不妊治療の知識
子宮内に異常があると、受精卵の着床が起こりにくくなったり、胎児が順調に発育できなくなり、流産の原因になったりします。
子宮の異常としては、子宮筋腫などの良性腫瘍やポリープがある場合、子宮内腔の掻爬などが原因で癒着が起こっている場合のほか、生まれつき子宮の形に異常がある子宮形態
異常や、子宮内膜症が子宮の筋肉の中にできて子宮が硬くなる、子宮腺筋症などがあります。
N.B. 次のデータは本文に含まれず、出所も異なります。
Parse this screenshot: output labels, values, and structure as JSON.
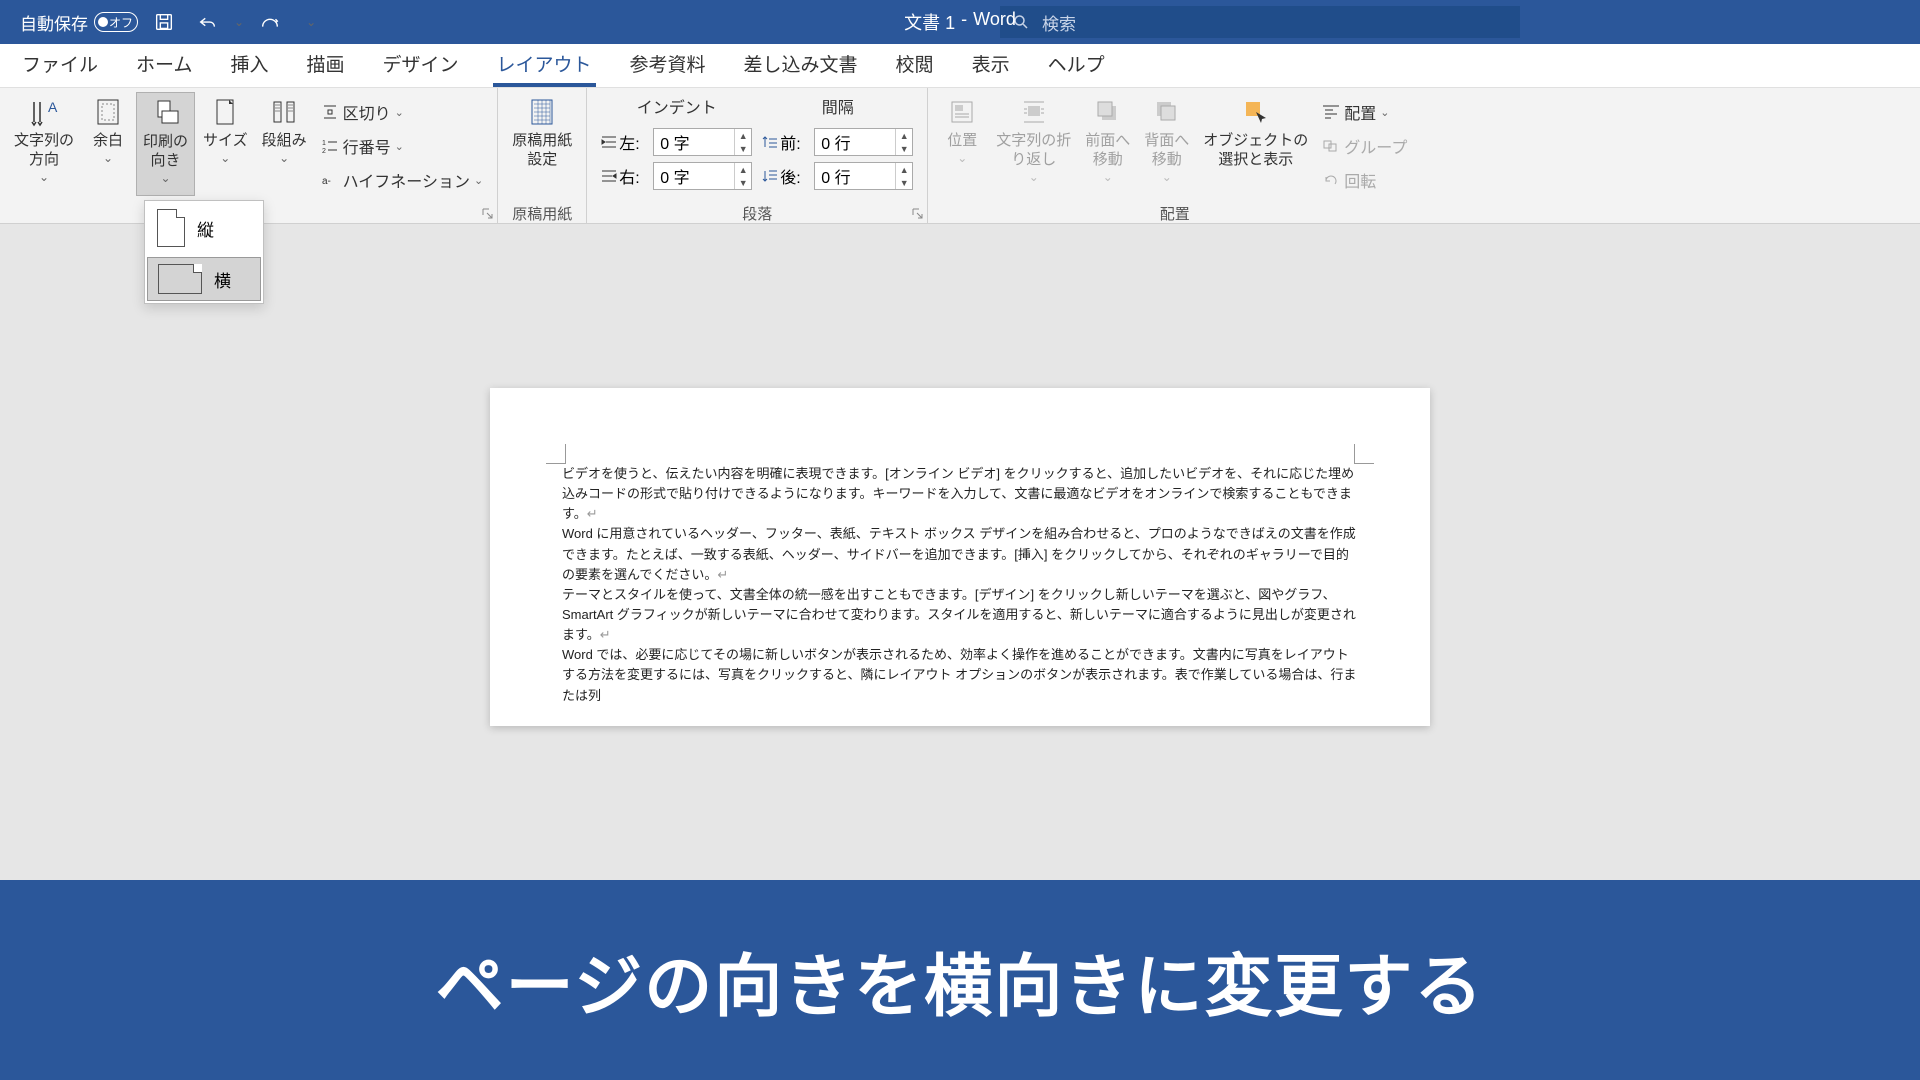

治療法としては、ホルモンによる治療と、手術による治療が考えられます。
子宮異常の治療には、以下のものがあります。
ここから、子宮異常の治療について説明していきます。
子宮筋腫は、子宮の筋肉の一部から発生する良性の腫瘍です。この子宮筋腫が不妊症や流産の原因となる場合があります。一方、子宮筋腫があってもちゃんと妊娠・出産できる場合も多く、治療開始にあたっては、慎重に検討する必要があります。子宮筋腫が不妊や流産の原因であると診断された場合の治療法は、次の2 通りです。
ホルモン治療は、GnRHアナログを4~6ヶ月位使用して女性ホルモンの分泌を抑え、子宮筋腫を縮小させるものですが、効果が確実ではなく、しかもその効果は一時的ですので、不妊症の治療としてはあまり期待できません。
子宮筋腫核出手術は、開腹手術で行うことが多いのですが、小さいものは腹腔鏡を用いて行うこともあります。
子宮内膜症が子宮の筋肉の中に発生し、子宮の筋肉が硬く腫れるようになった状態が子宮腺筋症です。受精卵が着床しにくくなり、その結果、不妊症になると考えられています。
まず、ホルモン治療(GnRHアナログやダナゾールなど)を4~6ヶ月位行い、子宮腺筋症の改善を期待します。ある程度の改善を期待できますが、治療効果は一時的です。
従って、治療終了後なるべく早く妊娠が起こるように努力します。
手術療法では、腺筋症によって硬く腫れた子宮の筋肉を切除します。腺筋症の場合、病変の境界は不鮮明であるため、子宮腺筋症を全て取り除くことは困難です。
双角子宮、中隔子宮などにより子宮腔に形態異常がある場合、不妊症や流産の原因となります。
子宮腔が変形し、着床が起こりにくくなるのでしょう。
双角子宮や中隔子宮などでなかなか妊娠しない場合や、3回以上流産を繰り返す場合には、手術による子宮整形治療を考慮します。
重複子宮では、左右の子宮が完全に分離していますので、手術による整形治療は望めません。
弓状子宮のように変形の程度が軽い場合には、通常、手術治療の対象にはなりません。
手術の方法は、開腹して行う場合と、子宮鏡を膣から子宮内腔に挿入して余分な部分を削る方法があります(レゼクトスコピー)。子宮鏡による手術の場合は日帰りが可能です。
どちらの方法がよいかは、子宮形態異常の程度などにより慎重に検討して決めます。
子宮内腔の掻爬術を受けたり、また細菌感染による炎症などで、子宮の中が傷ついた結果、子宮内腔に癒着が起こることがあり、これを子宮内腔癒着といいます。
受精卵が着床するはずの子宮内腔が癒着して閉鎖してしまうと、妊娠は期待できません。
子宮内腔が癒着している場合は、癒着を剥離し、子宮内腔を拡張する手術を行います。
通常簡単な麻酔をし、子宮鏡を膣から子宮内腔へ挿入して、癒着している部分をはがします。
拡張手術後、再癒着を防止する目的で、子宮内にIUDを挿入し1~2ヶ月間留置しておきます。
IUDとは、本来避妊を目的として子宮内に挿入するプラスチック製のものです。
子宮内膜の一部が増殖して、良性の腫瘍を形成したものを子宮内膜ポリープといいます。
子宮の中にポリープが発生すると、たちまち子宮の中を占拠してしまい、受精卵の着床を妨げることになり、不妊症の原因となります。
治療法は、簡単な手術により、ポリープを切除します。
患者さんには静脈麻酔をし、膣から子宮内腔へ鉗子を挿入して、ポリープを切除します。
身体的負担が少ない比較的簡単な手術で、日帰りが可能です。